By using these five tools, you will be well on your way to gaining valuable mind share with your customers.

Social media is not an end in itself. It is not the silver bullet for business success. Yet, it is a hugely important tool to include in your marketing strategy. The days of simply ‘broadcasting’ your product, your service, your image, are gone.

Your image is what the customers say it is. To be successful, a business needs to be engaged in open collaboration online with customers via social media.

The Internet’s Impact on Your Marketing

To succeed in today’s fast-paced business environment, you need to aggressively transform your marketing, communications and advertising plan. You need to focus taking risks with new directions on the Internet.

If you leverage and refresh your existing strategies, the possibilities are endless to gain competitive advantage. You should incorporate new media and techniques on the Web. To be successful, your online promotional plan must be closely woven with all your marketing activities.

With great strategy, planning and focus, you will achieve the reach you want with your marketing and advertising budget. The greatest challenge is choosing the strategies that are right for your business and to integrate them with your marketing and advertising initiatives.

It’s important to think strategically about your marketing choices in order to maximize the success of your program and to select the right tactics.

What are your goals? Enhance brand awareness, improve online visibility, boost traffic to your Website, increase online sales or boost offline sales? If your main goal is to build brand awareness on the Web, focus on activities that encourage public discussion about your company, such as thought leadership activities (white papers, articles, case studies, and best practices research), public relations and social networking activities. If your key objective is to drive online sales leads, then do more direct-response activities such as e-mail marketing and paid search advertising.

The Internet has changed the dynamics of the business world. Customers are going to the Internet to start their purchasing process. In order to stay competitive, businesses need to embrace and use inbound marketing techniques to get found online.

Who are your target customers? You need to find out where your audience hangs out on the Internet. Then use those social media platforms to publish your information and collaborate with your customers on Twitter, Facebook, Google+, LinkedIn and others.

Using only traditional outbound marketing techniques such as trade shows and print advertising is less effective nowadays, because people are better at blocking out interruption-based or pushed messages. The Internet presents quick and easy ways for customers to learn and shop to pull information when and where they want it. Instead of flying across the country, a prospect needs only to go to the Internet and research products and services.

Another important consideration for your marketing strategy is whether your company is in the business-to-business or business-to-consumer niche. What type of industry are you in? How is your market structured? All of these will affect your approach to marketing. It’s important to tailor your tactics and approach to your business environment and where your customers can be found on the Internet.

The structure of your market and industry will influence your selection of tactics. If your market is saturated, pursue innovative approaches to stand out from your competition, such as a thought-provoking video. Your video must have a news hook.

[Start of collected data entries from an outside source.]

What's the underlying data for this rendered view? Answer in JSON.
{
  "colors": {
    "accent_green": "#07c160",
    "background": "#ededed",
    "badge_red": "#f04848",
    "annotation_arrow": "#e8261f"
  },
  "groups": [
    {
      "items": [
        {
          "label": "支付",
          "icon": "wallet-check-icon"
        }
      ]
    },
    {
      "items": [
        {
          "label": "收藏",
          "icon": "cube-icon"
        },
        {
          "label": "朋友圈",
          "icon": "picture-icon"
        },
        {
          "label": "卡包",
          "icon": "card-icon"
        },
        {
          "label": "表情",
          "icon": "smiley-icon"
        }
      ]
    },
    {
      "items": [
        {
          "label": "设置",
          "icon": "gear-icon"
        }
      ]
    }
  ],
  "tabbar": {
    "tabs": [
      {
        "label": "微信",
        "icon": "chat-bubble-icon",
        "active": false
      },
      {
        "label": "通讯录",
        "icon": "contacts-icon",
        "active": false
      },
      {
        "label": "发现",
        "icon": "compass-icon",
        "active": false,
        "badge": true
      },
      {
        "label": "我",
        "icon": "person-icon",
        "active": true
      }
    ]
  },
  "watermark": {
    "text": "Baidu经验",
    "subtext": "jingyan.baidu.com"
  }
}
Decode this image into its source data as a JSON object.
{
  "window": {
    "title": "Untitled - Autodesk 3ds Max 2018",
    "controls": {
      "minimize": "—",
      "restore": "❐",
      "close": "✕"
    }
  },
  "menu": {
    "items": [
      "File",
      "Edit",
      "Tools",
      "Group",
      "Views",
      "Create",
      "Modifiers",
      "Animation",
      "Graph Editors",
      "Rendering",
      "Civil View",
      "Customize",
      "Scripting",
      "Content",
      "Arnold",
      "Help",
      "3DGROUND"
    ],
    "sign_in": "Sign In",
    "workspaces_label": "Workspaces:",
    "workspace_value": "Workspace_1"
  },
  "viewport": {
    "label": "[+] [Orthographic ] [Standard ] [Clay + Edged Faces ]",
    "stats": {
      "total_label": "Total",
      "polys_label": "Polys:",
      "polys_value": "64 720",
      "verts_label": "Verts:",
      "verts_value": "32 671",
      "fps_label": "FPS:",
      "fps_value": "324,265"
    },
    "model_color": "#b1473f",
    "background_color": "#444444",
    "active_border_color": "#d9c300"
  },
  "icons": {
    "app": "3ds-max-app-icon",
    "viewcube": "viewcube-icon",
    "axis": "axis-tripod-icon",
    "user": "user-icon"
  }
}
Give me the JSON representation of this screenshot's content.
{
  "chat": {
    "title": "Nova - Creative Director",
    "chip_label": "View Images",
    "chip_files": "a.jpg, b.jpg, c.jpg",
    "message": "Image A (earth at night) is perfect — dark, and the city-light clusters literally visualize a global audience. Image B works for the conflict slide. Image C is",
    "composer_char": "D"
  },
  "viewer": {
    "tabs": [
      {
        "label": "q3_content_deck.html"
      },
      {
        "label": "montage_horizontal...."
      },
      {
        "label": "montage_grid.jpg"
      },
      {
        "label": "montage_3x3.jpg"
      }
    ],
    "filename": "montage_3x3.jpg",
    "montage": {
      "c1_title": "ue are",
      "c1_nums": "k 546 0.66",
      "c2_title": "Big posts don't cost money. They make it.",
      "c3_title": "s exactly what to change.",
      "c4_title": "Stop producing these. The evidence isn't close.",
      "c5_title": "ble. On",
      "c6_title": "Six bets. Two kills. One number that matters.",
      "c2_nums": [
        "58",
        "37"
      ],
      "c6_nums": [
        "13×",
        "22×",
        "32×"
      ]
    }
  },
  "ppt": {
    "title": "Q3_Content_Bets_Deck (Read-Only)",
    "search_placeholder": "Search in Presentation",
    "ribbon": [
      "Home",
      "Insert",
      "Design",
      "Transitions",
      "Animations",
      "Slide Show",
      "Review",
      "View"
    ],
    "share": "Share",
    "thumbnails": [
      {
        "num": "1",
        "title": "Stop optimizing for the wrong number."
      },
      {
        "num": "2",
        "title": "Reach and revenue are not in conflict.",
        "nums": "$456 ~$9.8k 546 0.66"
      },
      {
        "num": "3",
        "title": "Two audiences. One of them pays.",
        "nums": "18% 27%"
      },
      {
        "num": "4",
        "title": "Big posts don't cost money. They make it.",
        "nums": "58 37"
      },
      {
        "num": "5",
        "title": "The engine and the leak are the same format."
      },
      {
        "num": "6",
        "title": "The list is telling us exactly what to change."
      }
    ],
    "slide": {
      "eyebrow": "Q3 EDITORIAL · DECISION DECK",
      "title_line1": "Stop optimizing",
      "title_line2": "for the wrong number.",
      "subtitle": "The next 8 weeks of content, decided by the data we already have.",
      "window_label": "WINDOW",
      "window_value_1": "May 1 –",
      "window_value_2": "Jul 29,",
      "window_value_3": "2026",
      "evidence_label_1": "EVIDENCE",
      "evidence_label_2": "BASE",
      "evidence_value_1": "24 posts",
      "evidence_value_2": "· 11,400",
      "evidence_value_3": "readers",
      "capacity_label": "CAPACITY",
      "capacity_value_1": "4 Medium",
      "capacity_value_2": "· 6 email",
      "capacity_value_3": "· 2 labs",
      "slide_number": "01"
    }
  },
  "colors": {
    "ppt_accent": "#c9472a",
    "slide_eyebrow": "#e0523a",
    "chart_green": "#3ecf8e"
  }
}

If you are in an emerging field, invest resources into educating the public through articles and white papers online.

If your product or service is very complex or difficult to understand, use tactics that enable you to conduct discussions with your audience through forums, chats, blogs and social media platforms such as FaceBook, LinkedIn and Twitter.

The Power of Public Relations Versus Advertising

Good public relations is a carefully planned, sustained effort to establish your company identity, maintain credibility and promote communications between your company and its public. It means getting the word about your company to the media so that they, in turn, will keep your name and good deeds in front of their audience—your potential customers.

Many PR professionals don’t like to say that PR is marketing. But, it is one of the most effective ways to successfully market your company’s information.

You can make PR pay off for you if you tailor (market) your messages directly to your customer’s current situations. This will help create trust between your company
and its stakeholders.

PR means getting stories written or broadcast about your company in the local press, business media, trade publications, radio, television and other media outlets depending on the audience you want to reach. PR is an information message about your company.

The public can be cynical. They have lots of advertising messages directed to them on a daily basis. But, when people read media articles, hear or see something about your company in the press, they’re going to take them more seriously than they do ads, especially, if you get a third party – a customer or expert of some kind – to comment positively in an article about your company. That lends you enormous credibility, it’s good content that’s not coming from you.

Editorial contributions have a much longer shelf life and greater pass-through value than ads. This becomes especially true if you order reprints from a publisher or a DVD of your television or radio appearance and circulate them further to your employees, customers and others, and put them on your Website.

PR placements build relationships between companies and publishers, and editors covering specific markets, thus opening the door for your continued contribution as an information resource when they need an opinion or quote for an article.

A strategic approach to PR will build recognition for your company. A few ways to do this is to: employ different methods and channels of communication to achieve the most effective structuring and delivery of your company message; showcase executives as experts in your industry by using newspapers, magazines, radio, television and the Web as a very visible way to build consistent, broad scale recognition of executives as an authoritative source of information, which would consequently lead to a higher profile and elevate their role within the industry; and position executives as key industry spokespeople for the purpose of increasing visibility, and through that expertise educate the public about the vital role of your company within its industry.

PR is much more than just press releases. It’s about branding, internal and external communications, media relations, story development, writing and much more.